The beam seems very nice. It's hard to tell on the picture but do you still see a hotspot ? It looks mainly flood...
 
ty for the pictures.

put the sst-50 to the cree star appears to be easy 🙂

why not direct drive?

Your welcome.

Yes it is fairly easy, and in my opinion its more effective than putting a shim under the emitter.

Direct drive on an a regular 18650 didn't give quite as much output as I wanted, and its a little hard on the cell.

Direct drive on an IMR cell proved to be way to much current on a freshly charged cell, I am guessing 6-7 amp.

Wow ! Nice work !

The beam seems very nice. It's hard to tell on the picture but do you still see a hotspot ? It looks mainly flood...

very nice work. how long can you run this light before it burns your hand?

Thanks

It is mostly flood, there is definitely still a hot spot though.
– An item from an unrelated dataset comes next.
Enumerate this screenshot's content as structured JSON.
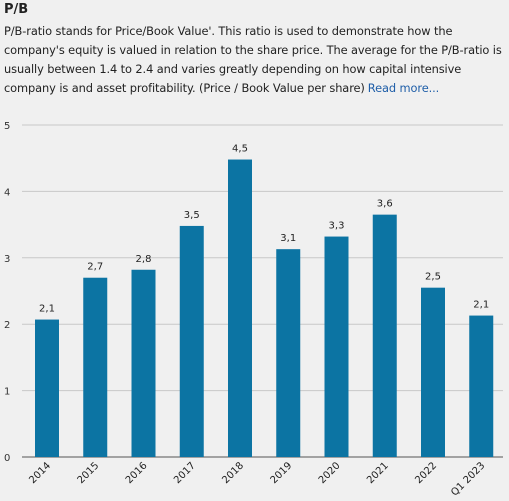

At close range (like on the ground in front of you) there is a large bright hot spot with absolutely no donut. The spill on it is so bright at a farther distance the hot spot sort of disappears.

If you hold the light in your hand several minutes, probly 8-10 before it gets intolerable. I would not set this light down and try it though. Also if a person wanted to "use" this light rather than play with it, it would run much cooler using a regular 18650 rather than an IMR. I have no way to tell for sure what the exact current would be but I am guessing the output would drop to around 3 amp.
 
Very nice project and well presented.

I am always hesitant to show all of the "blind alleys" I end up going down. Maybe because there are so many. :candle:

Thank you for sharing some interesting methods and tricks in this thread.
 
Very nice project and well presented.

I am always hesitant to show all of the "blind alleys" I end up going down. Maybe because there are so many. :candle:

Thank you for sharing some interesting methods and tricks in this thread.


Thanks Harry,

I really had fun with this project, and I learned a few things too. Many of my project lights end up having a couple of "experiments" involved. Most of the time it turns out well in the end though:grin2:.
 
Nice work:twothumbs.

Resistance will definitely hold you back on a build using these drivers. When I did my Tiablo A9 SSR-50 mod, I modified the tiablo 2-mode tail switch to a forward clicky tail switch. I used the same switch that comes in the Quark Turbo and Tactical and soldered it to the tail switch board. I wondered what kind of resistance the Tiablo forwarding tail switch was introducing. To my surprise, it was a loss of almost 100 OTF lumens, just from switching back to the Tiablo forwarding tail switch:thumbsdow.